Superspiele in der Superliga

Nur mit Top-Spielen ist im Fußball noch richtig Geld zu verdienen. Die reichsten Fußballvereine Europas verhandeln daher schon seit langem über eine Euroliga - zur Jahrtausendwende soll sie starten

Michael Meier, Manager von Borussia Dortmund, hat die Zeichen der Zeit erkannt: "Nur mit attraktiven Paarungen ist immer gutes Geld zu verdienen." Nur noch 15 Monate sind es bis zum Millennium, und die Spitzenvereine des europäischen Fußballs wollen mit dem Versuch, eine neue Superliga zu etablieren, ihren Teil zur Neustrukturierung Europas beitragen. In der neu zu schaffenden Liga wird es für Teams wie den FK Obilic, immerhin Gewinner des jugoslawischen Titels 1998, keinen Platz mehr geben. Solche Rationalisierungsvorschläge diskutierten Vertreter der Spitzen-Vereine bereits im Februar 1996 mit Uefa-Funktionären in Genf, ohne sich vorab um eine Zustimmung der nationalen Verbände zu bemühen.

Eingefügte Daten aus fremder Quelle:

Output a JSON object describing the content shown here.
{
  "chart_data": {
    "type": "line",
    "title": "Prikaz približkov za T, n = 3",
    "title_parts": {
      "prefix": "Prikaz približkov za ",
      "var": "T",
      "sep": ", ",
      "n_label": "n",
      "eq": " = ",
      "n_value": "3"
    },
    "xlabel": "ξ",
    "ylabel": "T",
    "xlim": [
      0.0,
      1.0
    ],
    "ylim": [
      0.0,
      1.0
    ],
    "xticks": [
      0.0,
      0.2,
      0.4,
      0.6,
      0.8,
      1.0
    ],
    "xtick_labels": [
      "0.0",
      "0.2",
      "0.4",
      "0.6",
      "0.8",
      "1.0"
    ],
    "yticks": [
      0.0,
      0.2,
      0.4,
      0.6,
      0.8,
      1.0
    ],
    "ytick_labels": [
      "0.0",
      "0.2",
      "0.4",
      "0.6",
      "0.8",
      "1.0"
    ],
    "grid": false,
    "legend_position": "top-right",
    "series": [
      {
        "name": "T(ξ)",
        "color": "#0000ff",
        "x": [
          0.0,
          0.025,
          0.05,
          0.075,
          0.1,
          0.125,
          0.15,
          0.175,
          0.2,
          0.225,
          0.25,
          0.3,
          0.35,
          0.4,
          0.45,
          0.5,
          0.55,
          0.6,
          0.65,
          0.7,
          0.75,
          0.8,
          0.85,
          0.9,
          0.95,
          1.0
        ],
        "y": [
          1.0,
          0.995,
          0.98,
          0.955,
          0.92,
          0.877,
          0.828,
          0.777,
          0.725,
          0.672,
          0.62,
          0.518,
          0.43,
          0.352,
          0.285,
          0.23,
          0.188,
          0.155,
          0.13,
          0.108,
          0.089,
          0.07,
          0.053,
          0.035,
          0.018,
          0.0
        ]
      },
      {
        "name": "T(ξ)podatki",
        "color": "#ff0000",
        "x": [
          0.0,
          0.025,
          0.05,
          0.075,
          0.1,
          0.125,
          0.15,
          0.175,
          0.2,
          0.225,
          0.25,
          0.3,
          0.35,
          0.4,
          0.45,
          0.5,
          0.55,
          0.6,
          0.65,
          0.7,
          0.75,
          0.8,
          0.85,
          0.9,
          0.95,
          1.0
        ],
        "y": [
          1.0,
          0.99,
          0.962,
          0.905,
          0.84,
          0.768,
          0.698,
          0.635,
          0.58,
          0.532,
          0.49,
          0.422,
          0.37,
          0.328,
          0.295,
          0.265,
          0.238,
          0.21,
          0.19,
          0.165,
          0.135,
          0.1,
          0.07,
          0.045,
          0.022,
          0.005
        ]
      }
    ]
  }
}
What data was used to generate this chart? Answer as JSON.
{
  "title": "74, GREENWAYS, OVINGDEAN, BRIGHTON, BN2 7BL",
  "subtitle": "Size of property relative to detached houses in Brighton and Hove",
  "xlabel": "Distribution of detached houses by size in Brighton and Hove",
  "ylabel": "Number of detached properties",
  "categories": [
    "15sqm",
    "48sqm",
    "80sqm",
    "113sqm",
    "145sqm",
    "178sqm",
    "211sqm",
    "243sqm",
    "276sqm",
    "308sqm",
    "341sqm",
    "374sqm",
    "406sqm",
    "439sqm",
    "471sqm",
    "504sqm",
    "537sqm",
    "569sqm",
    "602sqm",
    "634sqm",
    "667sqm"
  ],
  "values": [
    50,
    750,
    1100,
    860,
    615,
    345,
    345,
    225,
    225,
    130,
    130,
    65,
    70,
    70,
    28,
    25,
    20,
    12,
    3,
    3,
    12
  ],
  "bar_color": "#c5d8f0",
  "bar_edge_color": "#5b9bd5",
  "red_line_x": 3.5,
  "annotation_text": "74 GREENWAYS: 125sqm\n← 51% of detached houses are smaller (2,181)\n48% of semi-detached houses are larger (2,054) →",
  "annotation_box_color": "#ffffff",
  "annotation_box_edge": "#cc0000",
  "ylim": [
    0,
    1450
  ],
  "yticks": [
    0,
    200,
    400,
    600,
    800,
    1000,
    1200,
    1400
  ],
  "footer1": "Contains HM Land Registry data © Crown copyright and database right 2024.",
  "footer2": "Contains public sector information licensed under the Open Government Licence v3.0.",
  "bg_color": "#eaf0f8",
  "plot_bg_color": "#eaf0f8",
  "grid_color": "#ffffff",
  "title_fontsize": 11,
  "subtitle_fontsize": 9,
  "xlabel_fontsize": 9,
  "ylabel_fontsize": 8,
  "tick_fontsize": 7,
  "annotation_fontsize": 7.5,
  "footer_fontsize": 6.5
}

Die reichen Arbeitgeber diskutierten lieber direkt mit der Uefa, damals noch über die Champions League. Die Uefa sah, trotz Protesten des Weltfußballverbandes Fifa, keinen Grund dafür, das Verhandlungsangebot auszuschlagen. Die Idee: Jeweils einen weiteren Klub von den bereits vertretenen acht mächtigsten Fußball-Ländern Europas nach einem Qualifikationsspiel für die Champions League zuzulassen. Die Umsetzung der Idee erfolgte bereits eine Saison später: Erstmals spielten 24 statt wie bisher 16 Teams.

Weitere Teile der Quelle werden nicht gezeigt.